O dinamismo e tensão constantes do filme – sempre ponderados por cortes e baques, nem sempre emocionais, que tiram Susan da ficção e a trazem de volta para a realidade – se contrapõem à obviedade da ensossa rotina da Susan das páginas. A confluência entre os dois mundos vividos por Susan Morrow – o do livro de Edward e a vida real – é muito mais profunda. Os elementos trazidos no filme para a construção da história pregressa do casal são muito mais ricos do que lemos no livro. Enquanto a Susan da tela é uma personagem complexa, a das páginas esforça-se para ter algum rasgo de profundidade:

“Agora ele é Tony, o homem artificial. Susan se pergunta o que será isso. Em geral ela desconfia de palavras como oco e superficial. Será que ela é oca ou cheia?” (PÁGINA 165).
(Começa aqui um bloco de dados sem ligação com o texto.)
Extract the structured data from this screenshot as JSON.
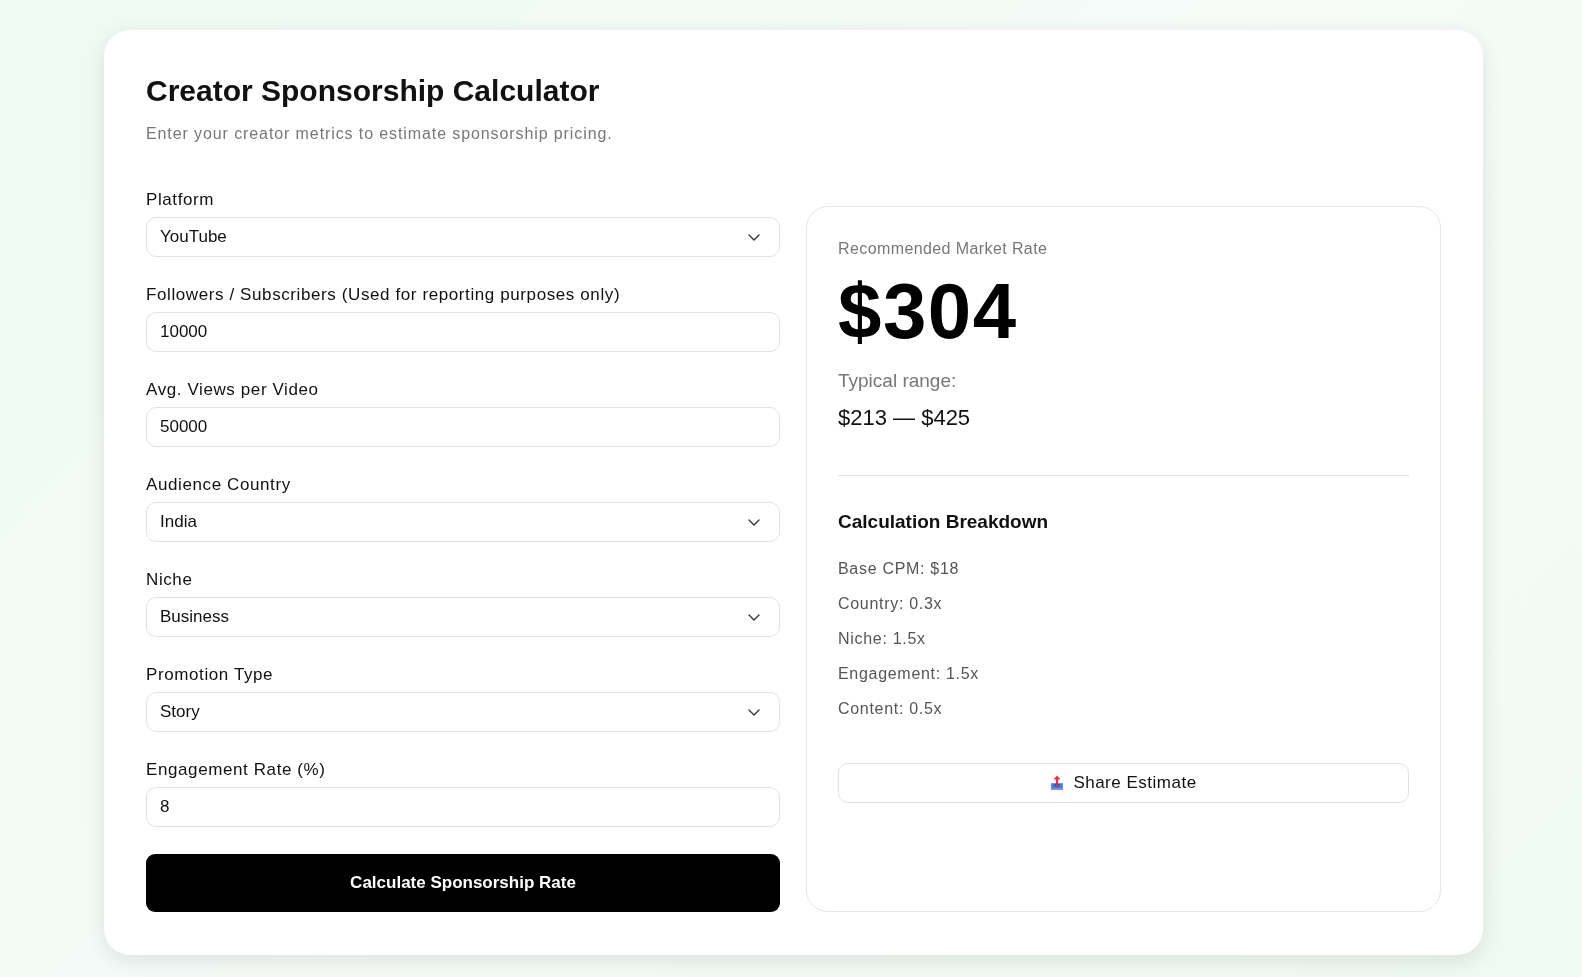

Além do apuro estético de Tom Ford, o filme traz situações que não estão presentes no livro - como conflito de classes sociais, casamentos de conveniência e questionamentos éticos – e que criam uma tensão constante no espectador. Já o livro, peca pelo excesso de trocadilhos que muitas vezes confundem o leitor, quando não o irritam dada a sua absurda simplicidade.

Animais Noturnos talvez seja aquele filme que você não queira ver com seus pais. Já Tony e Susan, porém, certamente será uma leitura que agradará as mães – caso elas não queiram jogar o livro na parede.